Unlike the existing deep learning model which collects data in one place and conducts deep learning, The Federated Learning which conducts deep learning through parameter sharing between the central server and the local client while data is distribute...
Unlike the existing deep learning model which collects data in one place and conducts deep learning, The Federated Learning which conducts deep learning through parameter sharing between the central server and the local client while data is distributed to the local device that can improve the performance of the deep learning model has many advantages such as solving problems of protecting personal information and communication efficiency.
However, there are still many problems to be solved such as real-time communication management, non-iid problem, statistical heterogeneity problem of data, and system heterogeneity problem in different environments. To solve this problem, research about improving Aggregation Algorithm is being conducted actively.
The existing research about the Aggregation Algorithm compare performance indicators like Accuracy, F1-score, AUROC with FedAVG, a baseline algorithm in Federated Learning for verifying performance improvement. However, unlike the existing deep learning model, the Federated Learning model, which is actually communicated and is trained, has a big difference in the time, communication frequency, communication volume, and computation amount required for training model according to the Aggregation Algorithm. And that has to be considered at “Designing Aggregation Algorithm” step which is the first step to be selected with performance indicators when applying Federated Learning.
Therefore, we implemented the environment for the Federated Learning experiment with the FedAVG algorithm, the FedSGD algorithm, and the TopKAVG algorithm in 3 computers and a notebook using the Django-based Federated Learning experiment framework where actual communication is performed.
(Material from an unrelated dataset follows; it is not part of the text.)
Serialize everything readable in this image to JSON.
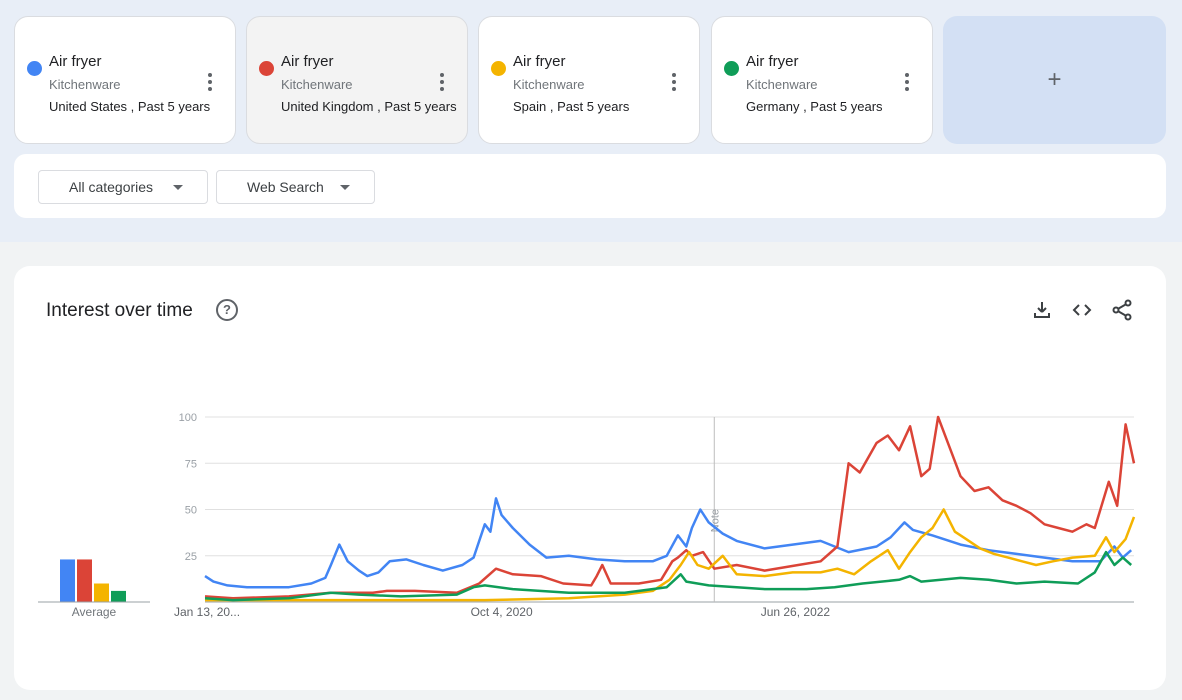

And, we compared performance with Accuracy, time for Federated Learning, and numbers of communication.
The FedAVG algorithm takes 6.1 seconds per round for the MNIST classification model, and it shows an Accuracy of 0.915. And the FedAVG takes 23.1 seconds per round for the ECG classification model, and it achieves an Accuracy of 0.986, shows the highest performance with proper time for Federated Learning. When using the FedSGD algorithm, the MNIST classification model showed an average of 91.8 seconds per round and an Accuracy of 0.926, while the ECG classification model showed the longest learning time, achieving an average of 49.8 seconds per round and an Accuracy of 0.981, but there wasn't noticeable performance difference. When using the TopKAVG, it showed that Federated Learning with 6 clients was not done properly because of high proportion of data that was not reflected in the model. However, despite the more number of communication than FedAVG, the MNIST classification model showed the fastest time with an average of 5.14 seconds per round and the ECG classification model showed an average of 13.0 seconds per round.
When selecting Aggregation Algorithm according to various situations where Federated Learning is used, we expect that more efficient Federated Learning can be implemented if you consider time with the performance.